Lanjut Ketut menjelaskan langkah strategis utama dalam mencegah
terjadi ASF adalah melalui penerapan biosekuriti dan manajemen peternakan babi
yang baik. Ketut juga meminta daerah yang berisiko tinggi untuk dapat segera
dilakukan pengawasan yang ketat dan intensif.
“Penerapan biosekuriti yang benar perlu dipahami oleh seluruh
peternak khususnya peternak babi sehingga menjadi tanggung jawab kita semua
untuk memotivasi peternak dengan memberikan informasi dan edukasi” ungkap Ketut.
Sementara itu, Direktur Kesehatan Hewan, Ditjen PKH, Fadjar
Sumping Tjatur Rasa menyampaikan Kementan telah memperkuat penyidikan dan
pengawasan penyakit hewan untuk mengantisipasi penyebaran ASF masuk ke wilayah
Indonesia, dan menegaskan bahwa laboratorium Indonesia sudah siap untuk
pelaksanaan deteksi penyakit ini. “Upaya deteksi cepat melalui kapasitasi
petugas dan penyediaan reagen untuk mendiagnosa ASF ini telah dilakukan oleh
laboratorium Kementan yakni Balai Veteriner dan Balai Besar Veteriner di
seluruh Indonesia yang mampu melakukan uji dengan standar internasional”ungkap
Fadjar.
Pada kesempatan itu, Anak Agung Gde Putra, salah satu anggota
Komisi Ahli Kesehatan Hewan, Kesmavet, dan karantina Hewan menyampaikan
pencegahan di negara-negara yang belum terinfeksi dapat dilakukan apabila
petugas dan masyarakat mempunyai pengetahuan yang baik tentang ASF dan
menerapkan manajemen populasi babi liar dengan tepat.
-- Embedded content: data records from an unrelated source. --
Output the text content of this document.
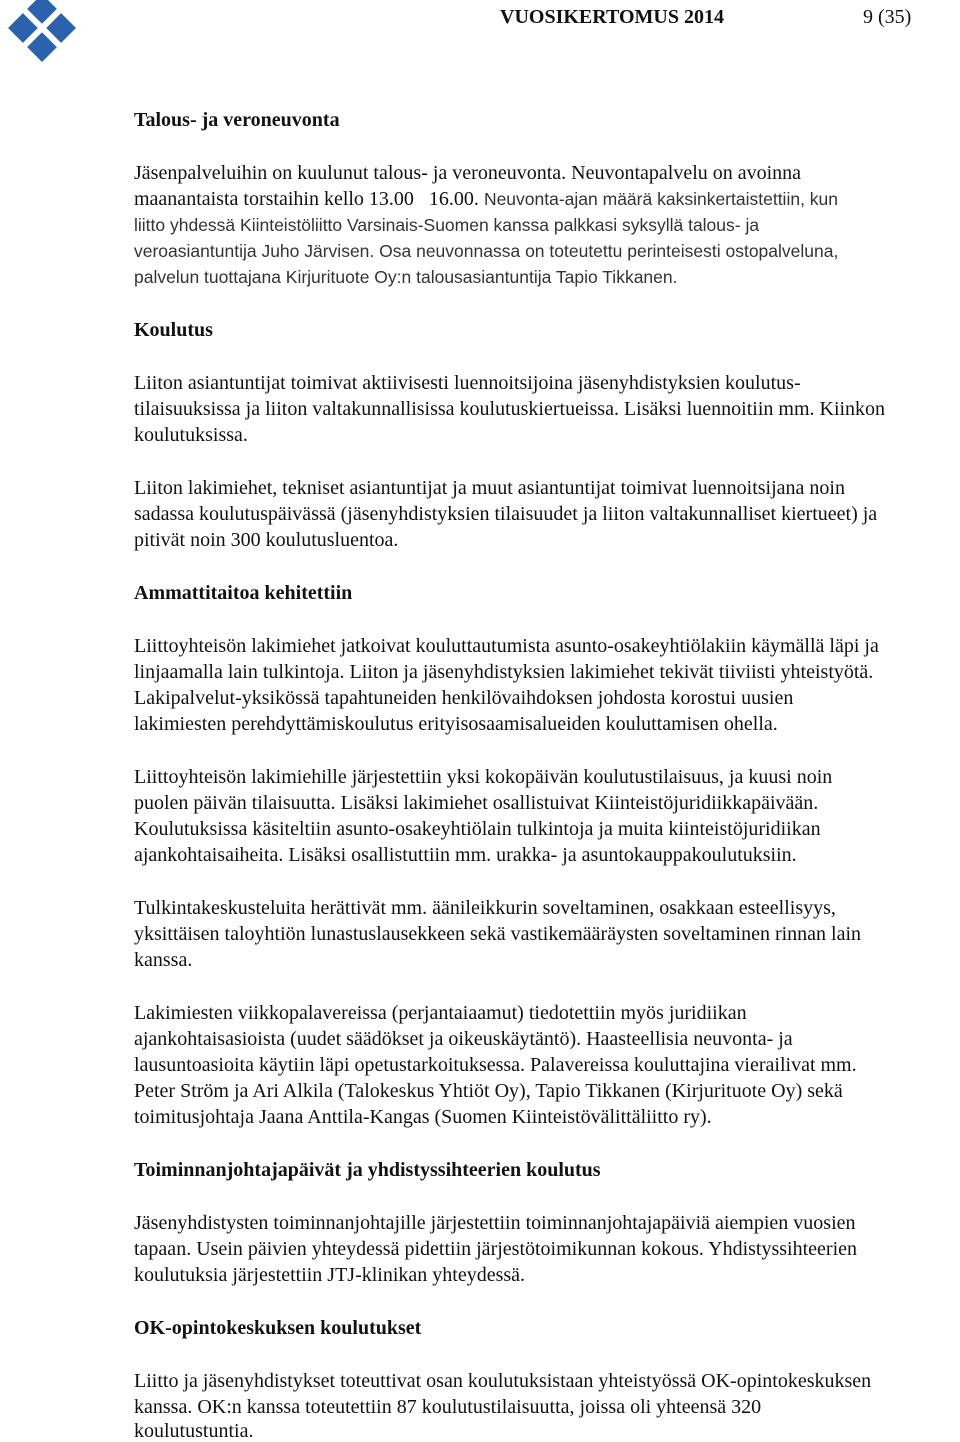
VUOSIKERTOMUS 2014	9 (35)
Talous- ja veroneuvonta
Jäsenpalveluihin on kuulunut talous- ja veroneuvonta. Neuvontapalvelu on avoinna
maanantaista torstaihin kello 13.00   16.00. Neuvonta-ajan määrä kaksinkertaistettiin, kun
liitto yhdessä Kiinteistöliitto Varsinais-Suomen kanssa palkkasi syksyllä talous- ja
veroasiantuntija Juho Järvisen. Osa neuvonnassa on toteutettu perinteisesti ostopalveluna,
palvelun tuottajana Kirjurituote Oy:n talousasiantuntija Tapio Tikkanen.
Koulutus
Liiton asiantuntijat toimivat aktiivisesti luennoitsijoina jäsenyhdistyksien koulutus-
tilaisuuksissa ja liiton valtakunnallisissa koulutuskiertueissa. Lisäksi luennoitiin mm. Kiinkon
koulutuksissa.
Liiton lakimiehet, tekniset asiantuntijat ja muut asiantuntijat toimivat luennoitsijana noin
sadassa koulutuspäivässä (jäsenyhdistyksien tilaisuudet ja liiton valtakunnalliset kiertueet) ja
pitivät noin 300 koulutusluentoa.
Ammattitaitoa kehitettiin
Liittoyhteisön lakimiehet jatkoivat kouluttautumista asunto-osakeyhtiölakiin käymällä läpi ja
linjaamalla lain tulkintoja. Liiton ja jäsenyhdistyksien lakimiehet tekivät tiiviisti yhteistyötä.
Lakipalvelut-yksikössä tapahtuneiden henkilövaihdoksen johdosta korostui uusien
lakimiesten perehdyttämiskoulutus erityisosaamisalueiden kouluttamisen ohella.
Liittoyhteisön lakimiehille järjestettiin yksi kokopäivän koulutustilaisuus, ja kuusi noin
puolen päivän tilaisuutta. Lisäksi lakimiehet osallistuivat Kiinteistöjuridiikkapäivään.
Koulutuksissa käsiteltiin asunto-osakeyhtiölain tulkintoja ja muita kiinteistöjuridiikan
ajankohtaisaiheita. Lisäksi osallistuttiin mm. urakka- ja asuntokauppakoulutuksiin.
Tulkintakeskusteluita herättivät mm. äänileikkurin soveltaminen, osakkaan esteellisyys,
yksittäisen taloyhtiön lunastuslausekkeen sekä vastikemääräysten soveltaminen rinnan lain
kanssa.
Lakimiesten viikkopalavereissa (perjantaiaamut) tiedotettiin myös juridiikan
ajankohtaisasioista (uudet säädökset ja oikeuskäytäntö). Haasteellisia neuvonta- ja
lausuntoasioita käytiin läpi opetustarkoituksessa. Palavereissa kouluttajina vierailivat mm.
Peter Ström ja Ari Alkila (Talokeskus Yhtiöt Oy), Tapio Tikkanen (Kirjurituote Oy) sekä
toimitusjohtaja Jaana Anttila-Kangas (Suomen Kiinteistövälittäliitto ry).
Toiminnanjohtajapäivät ja yhdistyssihteerien koulutus
Jäsenyhdistysten toiminnanjohtajille järjestettiin toiminnanjohtajapäiviä aiempien vuosien
tapaan. Usein päivien yhteydessä pidettiin järjestötoimikunnan kokous. Yhdistyssihteerien
koulutuksia järjestettiin JTJ-klinikan yhteydessä.
OK-opintokeskuksen koulutukset
Liitto ja jäsenyhdistykset toteuttivat osan koulutuksistaan yhteistyössä OK-opintokeskuksen
kanssa. OK:n kanssa toteutettiin 87 koulutustilaisuutta, joissa oli yhteensä 320
koulutustuntia.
Selanjutnya diperlukan
juga koordinasi antar-instansi atau lembaga yang bertanggung jawab atas hewan
ternak serta memperkuat sistem biosekuriti.
“Untuk mencegah masuk dan menyebarnya ASF, diperlukan kebijakan
pemerintah dalam memastikan bahwa tidak ada babi hidup atau olahannya dari
wilayah tertular yang masuk ke wilayah bebas, dan memastikan peternak babi
tidak melakukan pemberian pakan yang bersumber dari sisa-sisa makanan (swill
feed) yang tidak diolah/ dipanaskan terlebih dahulu," pungkasnya.